Lors de son premier discours, en tant que président, juste après la proclamation des résultats, Sarkozy a plaidé pour la construction de l’union méditerranéenne. L’Algérie doit-elle se sentir invitée à un débat ?

Bien sûr que si. On est à l’écoute de ce que dit le nouveau Président de la France comme lui devrait l’être à ce que nous disons. Quand Sarkozy parle de l’union méditerranéenne, il est évident que nous devons comprendre que nous sommes directement concernés. Moi, ce qui me froisse quelque peu, c’est que nous réagissons que par rapport à ce que les autres disent, nous ne prenons pas d’initiatives. Chez nous, on n’a jamais entendu un responsable politique dire que le destin de l’Algérie est dans le périmètre méditerranéen. On nous a toujours expliqué que notre destin était dans le monde arabe, le monde islamique. C’est vrai que l’Algérie appartient à ce monde comme elle appartient au monde nord-africain, méditerranéen, et l’option géographique ne peut que nous donner une place importante dans cette zone et l’Algérie doit s’y mettre dès maintenant pour se préparer à y jouer un rôle important.
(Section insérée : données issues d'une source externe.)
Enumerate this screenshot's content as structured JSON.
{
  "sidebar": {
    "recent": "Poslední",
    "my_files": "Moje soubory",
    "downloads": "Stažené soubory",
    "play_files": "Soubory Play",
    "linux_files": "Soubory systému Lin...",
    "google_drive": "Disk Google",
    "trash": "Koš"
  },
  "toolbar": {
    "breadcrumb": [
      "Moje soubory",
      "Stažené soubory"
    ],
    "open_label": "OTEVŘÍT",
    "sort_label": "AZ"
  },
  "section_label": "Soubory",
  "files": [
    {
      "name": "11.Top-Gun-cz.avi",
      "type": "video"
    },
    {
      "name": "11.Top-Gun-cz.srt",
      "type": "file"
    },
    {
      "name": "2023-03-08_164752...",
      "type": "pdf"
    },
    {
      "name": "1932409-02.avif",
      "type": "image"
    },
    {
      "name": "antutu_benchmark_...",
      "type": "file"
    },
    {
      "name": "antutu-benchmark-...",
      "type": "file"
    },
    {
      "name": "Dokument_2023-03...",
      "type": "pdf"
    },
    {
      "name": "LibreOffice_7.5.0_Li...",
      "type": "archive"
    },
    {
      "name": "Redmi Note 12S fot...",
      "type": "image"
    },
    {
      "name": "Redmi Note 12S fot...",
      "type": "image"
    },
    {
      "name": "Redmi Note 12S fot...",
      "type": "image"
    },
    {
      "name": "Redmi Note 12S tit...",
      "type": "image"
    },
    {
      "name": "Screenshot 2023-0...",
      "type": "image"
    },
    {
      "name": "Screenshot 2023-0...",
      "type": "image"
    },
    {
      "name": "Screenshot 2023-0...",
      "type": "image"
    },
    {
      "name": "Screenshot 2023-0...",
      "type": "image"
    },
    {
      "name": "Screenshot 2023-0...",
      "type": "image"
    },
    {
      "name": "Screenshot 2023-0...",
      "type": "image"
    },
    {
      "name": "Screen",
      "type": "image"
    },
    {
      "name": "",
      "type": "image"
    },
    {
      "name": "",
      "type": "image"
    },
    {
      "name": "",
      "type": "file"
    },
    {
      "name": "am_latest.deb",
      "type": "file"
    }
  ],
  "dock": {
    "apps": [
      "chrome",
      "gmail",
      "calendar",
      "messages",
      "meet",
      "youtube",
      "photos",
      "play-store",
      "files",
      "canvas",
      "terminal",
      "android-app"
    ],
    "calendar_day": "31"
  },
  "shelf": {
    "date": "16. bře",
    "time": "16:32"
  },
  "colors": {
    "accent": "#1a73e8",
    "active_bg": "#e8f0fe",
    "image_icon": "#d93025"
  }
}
C’est votre mot de la fin ?

Nous sommes à la veille des élections et je ne le répéterai jamais assez : Il faut que les gens aillent voter. Même s’il y a déjà chez certains, suspicion de fraude, de politique des quotas, la seule manière de contrecarrer cette fraude si celle-ci serait envisagée, c’est justement en allant voter. Plus le taux de participation sera important, moins ceux qui seront intéressés par la fraude pourront le faire. Et je terminerais par disant aux Algériens que l’Algérie n’est en encore une démocratie parfaite. Elle se construit encore et elle reste un combat permanent à mener avec patience mais aussi avec volonté et détermination. Pour arriver à ce qu’ils sont aujourd’hui, les Français ont mis deux siècles alors que notre ouverture ne date que de vingt ans. Ce n’est rien dans la vie d’une société, dans la vie d’un peuple.